Overall, people really liked this book, with many giving it 4 or even 5 starts. I don’t know if that’s happened before, so this was a definite favorite. A couple of people gave it a low of 3, mostly because even the significant characters were fairly flat and undeveloped. However, a case could be made for that actually being the way teenagers actually view other kids their age who they only see every summer.
First, we will not spoil the ending of the book, so don’t worry! If you haven’t read it yet, it’s a doozy, and no one saw it coming. Aside from the ending and its emotional impact, we discussed the themes of wealth in society. Cadence and her cousins are from the “keep a stiff upper lip” upper crust of society, and nothing breaks into that shell. As teenagers, they rebel against it, of course.
We also discussed the recurring re-written fairy tales throughout the book, and what to make of them. Most of our readers really liked them, and at least one person suggested it was a great addition to the “unreliable narrator” aspect in Cadence.

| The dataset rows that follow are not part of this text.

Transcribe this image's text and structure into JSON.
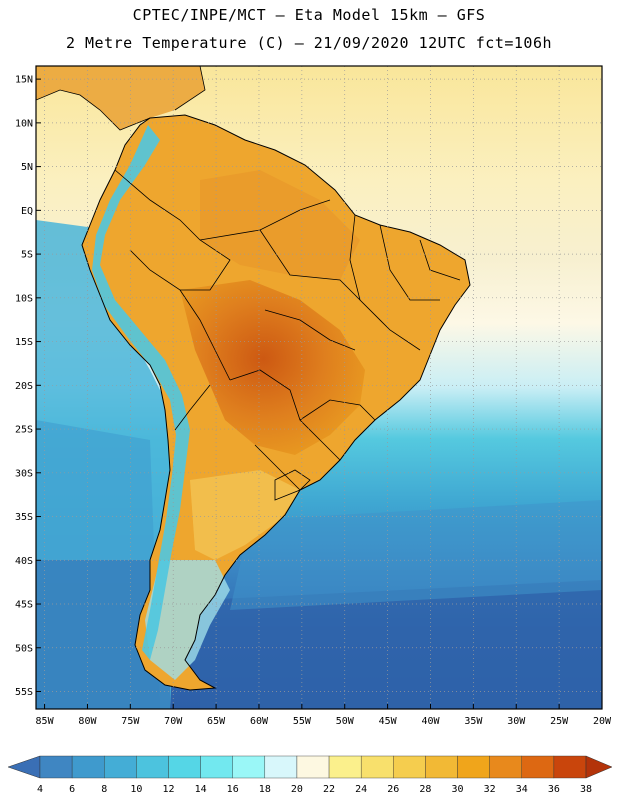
{
  "header": {
    "line1": "CPTEC/INPE/MCT –  Eta Model 15km – GFS",
    "line2": "2 Metre Temperature (C) – 21/09/2020 12UTC fct=106h"
  },
  "axes": {
    "lat_labels": [
      "15N",
      "10N",
      "5N",
      "EQ",
      "5S",
      "10S",
      "15S",
      "20S",
      "25S",
      "30S",
      "35S",
      "40S",
      "45S",
      "50S",
      "55S"
    ],
    "lat_values": [
      15,
      10,
      5,
      0,
      -5,
      -10,
      -15,
      -20,
      -25,
      -30,
      -35,
      -40,
      -45,
      -50,
      -55
    ],
    "lon_labels": [
      "85W",
      "80W",
      "75W",
      "70W",
      "65W",
      "60W",
      "55W",
      "50W",
      "45W",
      "40W",
      "35W",
      "30W",
      "25W",
      "20W"
    ],
    "lon_values": [
      -85,
      -80,
      -75,
      -70,
      -65,
      -60,
      -55,
      -50,
      -45,
      -40,
      -35,
      -30,
      -25,
      -20
    ],
    "lat_range": [
      -57,
      16.5
    ],
    "lon_range": [
      -86,
      -20
    ]
  },
  "colorbar": {
    "labels": [
      "4",
      "6",
      "8",
      "10",
      "12",
      "14",
      "16",
      "18",
      "20",
      "22",
      "24",
      "26",
      "28",
      "30",
      "32",
      "34",
      "36",
      "38"
    ],
    "colors": [
      "#3a6fb5",
      "#3f86c2",
      "#3f9acd",
      "#44add6",
      "#4cc3de",
      "#55d6e6",
      "#72e8ef",
      "#9af7f7",
      "#d8f7fb",
      "#fdf8e1",
      "#fbf08c",
      "#f8e06c",
      "#f5cd4e",
      "#f2b935",
      "#f0a51b",
      "#e8891c",
      "#dd6812",
      "#c9450c",
      "#b3330a"
    ]
  },
  "palette": {
    "ocean_cold": "#2f64ab",
    "ocean_mid": "#3f8fc8",
    "ocean_cool": "#53bfd9",
    "ocean_warm": "#fbf3c6",
    "land_hot": "#e59a2a",
    "land_hotter": "#cf6218",
    "andes": "#55d6e6"
  }
}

One question we never really answered is: Why do they call themselves the Liars? It’s clear that Cady is lying to herself after the events of Summer Fifteen, and her family members are lying by omission, but why do the four teenagers call themselves Liars? Let us know in the comments if you have any ideas!
There was some discussion of the similarities to Wuthering Heights and King Lear, and one patron also suggested some similarities to Lord of the Flies.
Finally, without giving too much away, we disagreed on whether the tragic event hinted out throughout was actually realistic. Some people said yes, and some people found it difficult to believe.
Readers definitely appreciated Cady’s figurative-as-literal narration – at many times throughout the book, she describes things as actually happened that are clearly metaphorical. This unreliable narration makes it difficult to know what is real, and that adds a great deal to the novel.
The biggest critique of the book was, as mentioned above, the flatness of most of the characters. Cady and Gat were the most fleshed out, but even Mirren and Jimmy seemed one-dimensional for most of the readers.
Still, we all really enjoyed this book, and now we can’t wait for The Good Lord Bird, coming up in July!